AUSTIN, Texas — A video showing the controversial 2018 arrest of a man who was tased while his hands were raised has been released by the Austin Police Department.
Police officers Robert Pfaff and Donald Petraitis were found not guilty of using excessive force by a jury in December 2018. The officers said the man, Quentin Perkins, was in the crowd at the scene of a shooting in February of the same year.
The officers reported that Perkins was walking away from them when they ordered him to the ground. In the video, Perkins can be seen on his knees with his hands in the air before he gets tased.
The two officers were fired from the department in March 2019, and criminal charges were filed against them. Perkins' lawsuit against the City of Austin was settled in October 2019.
In November, Pfaff and Petraitis announced that they were seeking reinstatement to the police force. At that time, KVUE's Tony Plohetski reported that the officers said they believed Perkins appeared as if he was about to flee and that their attorneys argued that they didn't remember accurately what had happened that night but they didn't intend to falsify their reports.
City leaders said that although the officers were found not guilty of their charges, including evidence tampering and assault, in December Chief Brian Manley determined that they had violated multiple department policies – a different standard than what jurors considered in the criminal trial.
Also in November, multiple criminal justice organizations called on the Travis County District Attorney's Office to adopt a "no call" policy, which would stop prosecutors from issuing charges or pursuing cases that rely on the word of officers who are found to be biassed or dishonest. The used Perkins' case as an example of a case they believed was treated unjustly.
At the time the officers were cleared in December 2018, the Travis County DA's office released the following statement:
"Last night a Travis County jury acquitted Officers Robert Pfaff and Donald Petraitis of all charges arising from an incident that occurred on February 16 of this year. We respect the jury’s verdict and appreciate the service they performed. It was an important trial and a significant verdict for this community.
The uncontroverted evidence introduced in this trial included video of Austin police officers deploying a Taser that caused neuromuscular incapacitation of an individual who was on his knees with his hands in the air. Both officers involved in the Tasing reported that the individual was attempting to leave the scene, which reports were not supported by the video.
Obviously, there were stark differences between the State and the defense in the way we regard the conduct of the defendants. The jury did not believe the State met its burden. However, it is the duty of the District Attorney to prosecute cases that are supported by probable cause, for which there is sufficient admissible evidence to sustain a conviction beyond a reasonable doubt, and when it is in the interest of justice. This prosecution met all of these criteria.

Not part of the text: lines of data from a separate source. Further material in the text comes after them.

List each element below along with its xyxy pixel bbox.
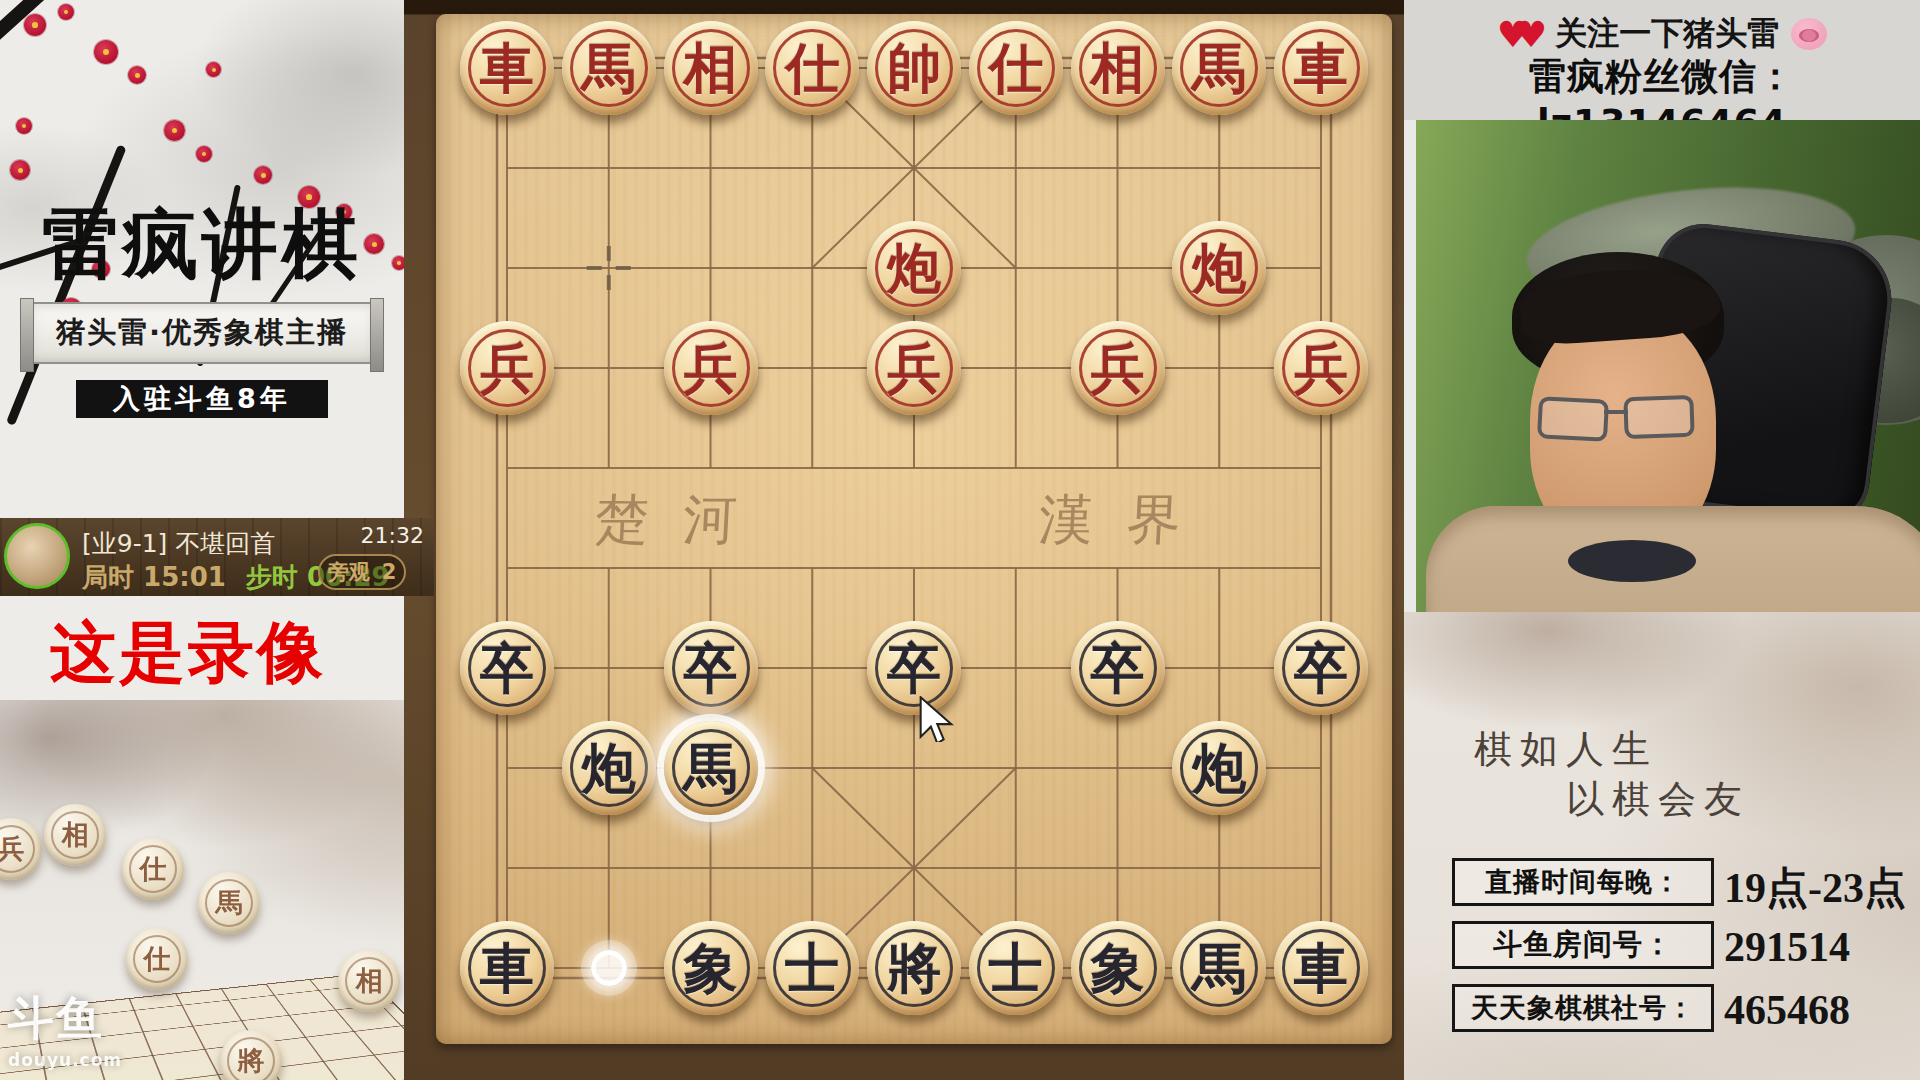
pig-icon	[1791, 18, 1827, 50]
watermark-en: douyu.com	[8, 1050, 122, 1070]
follow-header: ♥♥ 关注一下猪头雷 雷疯粉丝微信：lz13146464	[1404, 0, 1920, 120]
piece-black-elephant[interactable]: 象	[1071, 921, 1165, 1015]
piece-glyph: 兵	[480, 341, 534, 395]
photo-piece: 仕	[126, 928, 188, 990]
piece-black-king[interactable]: 將	[867, 921, 961, 1015]
info-row: 斗鱼房间号：291514	[1404, 921, 1920, 969]
info-value: 465468	[1724, 986, 1850, 1034]
recording-note: 这是录像	[50, 608, 326, 698]
plum-blossom	[206, 62, 221, 77]
photo-piece: 相	[44, 804, 106, 866]
piece-glyph: 象	[684, 941, 738, 995]
wall-clock: 21:32	[361, 523, 424, 548]
piece-glyph: 炮	[582, 741, 636, 795]
piece-glyph: 將	[887, 941, 941, 995]
piece-black-pawn[interactable]: 卒	[1071, 621, 1165, 715]
piece-glyph: 兵	[1294, 341, 1348, 395]
player-info-bar: [业9-1] 不堪回首 局时 15:01步时 00:29 21:32 旁观2	[0, 518, 434, 596]
info-label: 斗鱼房间号：	[1452, 921, 1714, 969]
piece-glyph: 馬	[582, 41, 636, 95]
glasses-left-lens	[1537, 396, 1609, 442]
piece-red-pawn[interactable]: 兵	[664, 321, 758, 415]
piece-glyph: 炮	[1192, 741, 1246, 795]
piece-black-advisor[interactable]: 士	[765, 921, 859, 1015]
river-label-right: 漢界	[1003, 484, 1217, 557]
info-label: 天天象棋棋社号：	[1452, 984, 1714, 1032]
piece-glyph: 車	[480, 41, 534, 95]
piece-red-cannon[interactable]: 炮	[1172, 221, 1266, 315]
plum-blossom	[58, 4, 74, 20]
piece-glyph: 仕	[785, 41, 839, 95]
glasses-bridge	[1604, 410, 1628, 414]
piece-red-advisor[interactable]: 仕	[969, 21, 1063, 115]
info-row: 直播时间每晚：19点-23点	[1404, 858, 1920, 906]
piece-glyph: 士	[989, 941, 1043, 995]
piece-glyph: 卒	[887, 641, 941, 695]
piece-glyph: 帥	[887, 41, 941, 95]
photo-piece: 仕	[122, 838, 184, 900]
xiangqi-board-area: 楚河 漢界 車馬相仕帥仕相馬車炮炮兵兵兵兵兵卒卒卒卒卒炮馬炮車象士將士象馬車	[404, 0, 1404, 1080]
piece-glyph: 象	[1091, 941, 1145, 995]
plum-blossom	[10, 160, 30, 180]
piece-glyph: 車	[480, 941, 534, 995]
piece-glyph: 相	[1091, 41, 1145, 95]
glasses-right-lens	[1623, 395, 1694, 439]
bottom-chess-photo-art: 兵相仕馬仕相將 斗鱼 douyu.com	[0, 700, 404, 1080]
piece-glyph: 相	[684, 41, 738, 95]
plum-blossom	[128, 66, 146, 84]
piece-red-elephant[interactable]: 相	[1071, 21, 1165, 115]
photo-piece: 馬	[198, 872, 260, 934]
piece-red-king[interactable]: 帥	[867, 21, 961, 115]
piece-glyph: 車	[1294, 941, 1348, 995]
heart-icon: ♥♥	[1497, 14, 1534, 55]
plum-blossom	[94, 40, 118, 64]
piece-black-pawn[interactable]: 卒	[460, 621, 554, 715]
piece-black-advisor[interactable]: 士	[969, 921, 1063, 1015]
piece-glyph: 馬	[1192, 41, 1246, 95]
piece-black-horse[interactable]: 馬	[1172, 921, 1266, 1015]
wechat-line: 雷疯粉丝微信：lz13146464	[1404, 52, 1920, 120]
photo-piece: 兵	[0, 818, 42, 880]
piece-glyph: 士	[785, 941, 839, 995]
piece-black-cannon[interactable]: 炮	[1172, 721, 1266, 815]
piece-red-horse[interactable]: 馬	[1172, 21, 1266, 115]
piece-red-elephant[interactable]: 相	[664, 21, 758, 115]
piece-red-cannon[interactable]: 炮	[867, 221, 961, 315]
piece-red-horse[interactable]: 馬	[562, 21, 656, 115]
piece-red-pawn[interactable]: 兵	[1274, 321, 1368, 415]
player-name: [业9-1] 不堪回首	[82, 527, 275, 560]
piece-glyph: 仕	[989, 41, 1043, 95]
info-row: 天天象棋棋社号：465468	[1404, 984, 1920, 1032]
river-label-left: 楚河	[559, 484, 773, 557]
watermark-cn: 斗鱼	[8, 988, 122, 1050]
info-panel: 棋如人生 以棋会友 直播时间每晚：19点-23点斗鱼房间号：291514天天象棋…	[1404, 612, 1920, 1080]
piece-glyph: 馬	[1192, 941, 1246, 995]
piece-black-pawn[interactable]: 卒	[1274, 621, 1368, 715]
plum-blossom	[196, 146, 212, 162]
piece-red-advisor[interactable]: 仕	[765, 21, 859, 115]
motto-line2: 以棋会友	[1566, 774, 1750, 825]
board-grid	[404, 0, 1404, 1080]
last-move-origin-marker	[591, 950, 627, 986]
piece-red-pawn[interactable]: 兵	[460, 321, 554, 415]
piece-glyph: 炮	[887, 241, 941, 295]
tenure-banner: 入驻斗鱼8年	[76, 380, 328, 418]
plum-blossom	[164, 120, 185, 141]
motto-line1: 棋如人生	[1474, 724, 1658, 775]
piece-glyph: 兵	[684, 341, 738, 395]
piece-black-elephant[interactable]: 象	[664, 921, 758, 1015]
channel-title: 雷疯讲棋	[0, 194, 404, 297]
piece-black-pawn[interactable]: 卒	[664, 621, 758, 715]
info-value: 291514	[1724, 923, 1850, 971]
piece-glyph: 馬	[684, 741, 738, 795]
plum-blossom	[24, 14, 46, 36]
piece-glyph: 車	[1294, 41, 1348, 95]
info-label: 直播时间每晚：	[1452, 858, 1714, 906]
piece-glyph: 兵	[887, 341, 941, 395]
info-value: 19点-23点	[1724, 860, 1906, 916]
mouse-cursor-icon	[916, 696, 956, 742]
plum-blossom	[254, 166, 272, 184]
piece-black-horse[interactable]: 馬	[664, 721, 758, 815]
streamer-collar	[1568, 540, 1696, 582]
plum-blossom	[16, 118, 32, 134]
webcam-feed	[1404, 120, 1920, 612]
subtitle-text: 猪头雷·优秀象棋主播	[56, 313, 348, 353]
game-time: 局时 15:01	[82, 562, 226, 592]
follow-text: 关注一下猪头雷	[1555, 12, 1779, 56]
piece-glyph: 卒	[1091, 641, 1145, 695]
piece-glyph: 卒	[1294, 641, 1348, 695]
stream-screenshot: 雷疯讲棋 猪头雷·优秀象棋主播 入驻斗鱼8年 这是录像 兵相仕馬仕相將 斗鱼 d…	[0, 0, 1920, 1080]
piece-red-pawn[interactable]: 兵	[1071, 321, 1165, 415]
douyu-watermark: 斗鱼 douyu.com	[8, 988, 122, 1070]
piece-glyph: 炮	[1192, 241, 1246, 295]
spectators-badge[interactable]: 旁观2	[318, 554, 406, 590]
subtitle-scroll-banner: 猪头雷·优秀象棋主播	[26, 302, 378, 364]
piece-glyph: 兵	[1091, 341, 1145, 395]
piece-black-chariot[interactable]: 車	[460, 921, 554, 1015]
piece-red-chariot[interactable]: 車	[1274, 21, 1368, 115]
piece-red-pawn[interactable]: 兵	[867, 321, 961, 415]
avatar[interactable]	[4, 523, 70, 589]
photo-piece: 相	[338, 950, 400, 1012]
piece-glyph: 卒	[684, 641, 738, 695]
piece-red-chariot[interactable]: 車	[460, 21, 554, 115]
follow-line: ♥♥ 关注一下猪头雷	[1404, 12, 1920, 56]
piece-glyph: 卒	[480, 641, 534, 695]
piece-black-chariot[interactable]: 車	[1274, 921, 1368, 1015]
piece-black-cannon[interactable]: 炮	[562, 721, 656, 815]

The District Attorney’s Office takes its responsibilities regarding oversight of police conduct very seriously. That is why the District Attorney created the Civil Rights Division that handled this prosecution. This matter was referred to the DA Civil Rights Division by the APD Special Investigations Unit in accordance with protocols established by the two agencies. Transparency in the way these matters are investigated, prosecuted, and resolved is critical to the community’s confidence that justice is fairly administered, no matter who is the accused.
The District Attorney is exploring all legal avenues to releasing the video evidence to the public."
The Austin Justice Coalition was outspoken following the release of the video on Tuesday, saying that Perkins was given almost no time to comply with any additional commands before he was tased despite being arrested for failure to comply with a lawful order.
“A Taser is a 'less' lethal weapon, but it can kill a person,” said Meme Styles, executive director of MEASURE. “No officer should tase a person who is already on their knees with their hands in the air. And then to charge him with the crime of not following an order he could not have possibly followed, that is the kind of arbitrary act that keeps undermining all faith in law enforcement, especially among black people.”
“Now that we can all see what happened, the chief’s decision to fire these officers must stand,” added Chris Harris, a local criminal justice advocate. “For the Austin Police Association to call the investigation into these officers a 'witch hunt' is absurd. And their response of encouraging officers to review body camera footage before giving statements sends the message that they’d rather help their members evade responsibility for brutality instead of preventing it.”
“Hopefully this footage will add to the growing body of evidence that we continue to have a real problem with racist policing in Austin,” said Chas Moore, executive director of the Austin Justice Coalition. “Despite all of the gains we’ve made in reforming Austin police, we keep being confronted with the fact that this institution has racism at its core and so we need to not only continue working to change the police department, we have to keep working to adopt approaches to public safety that don’t involve the police.”
Austin Police Association President Ken Casaday responded to the release of the video in an interview with KVUE by phone: "The Austin Justice Coalition is wasting their time because an arbitrator will rule on [whether to reinstate the officers], not the City."
Casaday said the arbitrator should issue an opinion sometime in April.